The aim was to discern whether genes existed that associate with lodging resistance via mechanisms that would not adversely impact yields.
This proved a successful strategy.
“This study looked at 2308 unique hybrids grown in 17 Australian sorghum trials over three years.”
Genetic mapping revealed that lodging is a complex trait in sorghum, with about 213 regions of the genome involved. That means variation in many genes are able to cause variation in lodging characteristics.
“A genome-wide view of the genetics is especially important going forward,” Professor Jordan said.
“It means we can discriminate among all the network of lodging-associated genes for those pathways that we can target for improvement without sacrificing yield potential.”
Targeted breeding at the cellular level
High on the list of viable candidates is the option to increase stem strength by altering the composition of the molecules used by the plant to assemble the supportive cell wall.
Bolstering disease resistance at the same time would offer additional protection to the stems.
Particularly attractive to researchers are genes involved in the biosynthesis of lignin, which is a woody molecule that adds a lot of strength to plant cell walls.
The research team is now poised to translate these kinds of insights into targeted breeding strategies that stand to directly benefit the Australian sorghum industry.
One approach under consideration involves screening genetically diverse sorghum collections for variation in the lignin biosynthesis genes.
Screening could be accelerated through the use of hyperspectral cameras that use near-infra-red light to measure the lignin content of stems without destroying the plant.
Ultimately, the team wants a strategy that rapidly delivers optimum benefits in growers’ paddocks. They know what it takes to deliver beneficial new traits into commercially viable cultivars.
Previously, Queensland sorghum researchers introduced greater drought resistance into Australian cultivars through the transfer of stay-green genes from sorghum sourced from Ethiopia.
Those same stay-green genes are now recognised to have introduced a level of resistance to lodging by delaying photosynthesis shutdown and stem death in response to water scarcity.
It is these genetics that retrospectively allowed gains in yield potential in recent years without commensurate increases in lodging.
“We are at the point where we have come as far as we can with the stay-green mechanism for reducing the incidence of lodging,” Professor Jordan says.
“By generating the new genetic map, we can now identify new leads for breeding greater lodging resistance into high-yielding sorghum hybrids.”
The sorghum core pre-breeding project was funded by the Department of Agriculture and Fisheries (DAF) Queensland, Grains Research and Development Corporation (GRDC) and The University of Queensland (UQ).
Field trial support for the project was also given by the sorghum pre-breeding team at Hermitage Research Facility based near Warwick in Queensland.
Investing in sorghum research
- Grain sorghum is a major summer crop, that has been grown traditionally as a feedgrain for the local domestic livestock market.
- However, new markets for sorghum are opening up in China for use in fermentation of alcoholic spirit, and in the gluten-free human food market.
- Genetics is one of the principal factors contributing to the current upward trend evident in Australian grain sorghum yields.
- The Queensland Government, along with the Grains Research and Development Corporation, and UQ, supported improvement and innovation in a sorghum pre-breeding program run out of Hermitage Research Facility for 20 years.
- The cost-benefits of this research mainly stem from yield gains, estimated at 2.1% a year.
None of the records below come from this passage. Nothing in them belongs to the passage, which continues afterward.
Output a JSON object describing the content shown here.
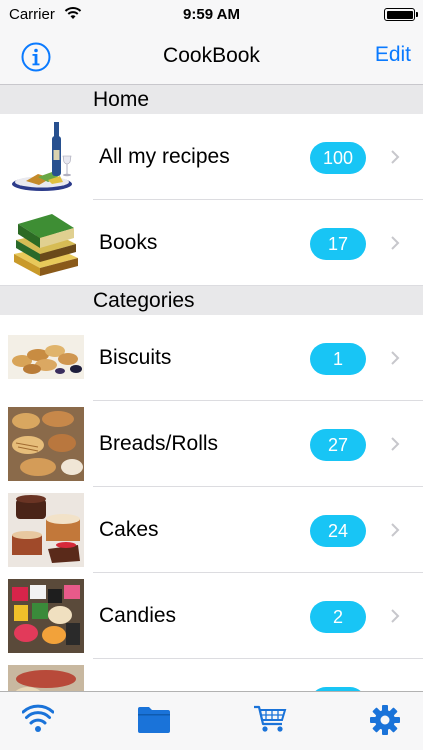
{
  "status_bar": {
    "carrier": "Carrier",
    "time": "9:59 AM"
  },
  "nav": {
    "title": "CookBook",
    "edit_label": "Edit"
  },
  "sections": [
    {
      "header": "Home",
      "rows": [
        {
          "label": "All my recipes",
          "count": "100"
        },
        {
          "label": "Books",
          "count": "17"
        }
      ]
    },
    {
      "header": "Categories",
      "rows": [
        {
          "label": "Biscuits",
          "count": "1"
        },
        {
          "label": "Breads/Rolls",
          "count": "27"
        },
        {
          "label": "Cakes",
          "count": "24"
        },
        {
          "label": "Candies",
          "count": "2"
        }
      ]
    }
  ],
  "tab_bar": {
    "icons": [
      "wifi-icon",
      "folder-icon",
      "cart-icon",
      "gear-icon"
    ]
  },
  "colors": {
    "accent": "#0a7aff",
    "badge": "#18c5f5",
    "tab_icon": "#1a73d9"
  }
}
Recent data shows average sorghum yields increased from about 2 tonnes to 3.5 tonnes per hectare between 1996 and 2015.
- The pre-breeding program has licensed nearly 3000 sorghum lines to the international sorghum industry since 1989, this is around 10 times the amount of plant breeding material than in all the other public sorghum breeding programs around the world – combined.
- The economic analysis of this investment over this period equates to a cost-benefit of $8.90 for every $1 invested by the research funders.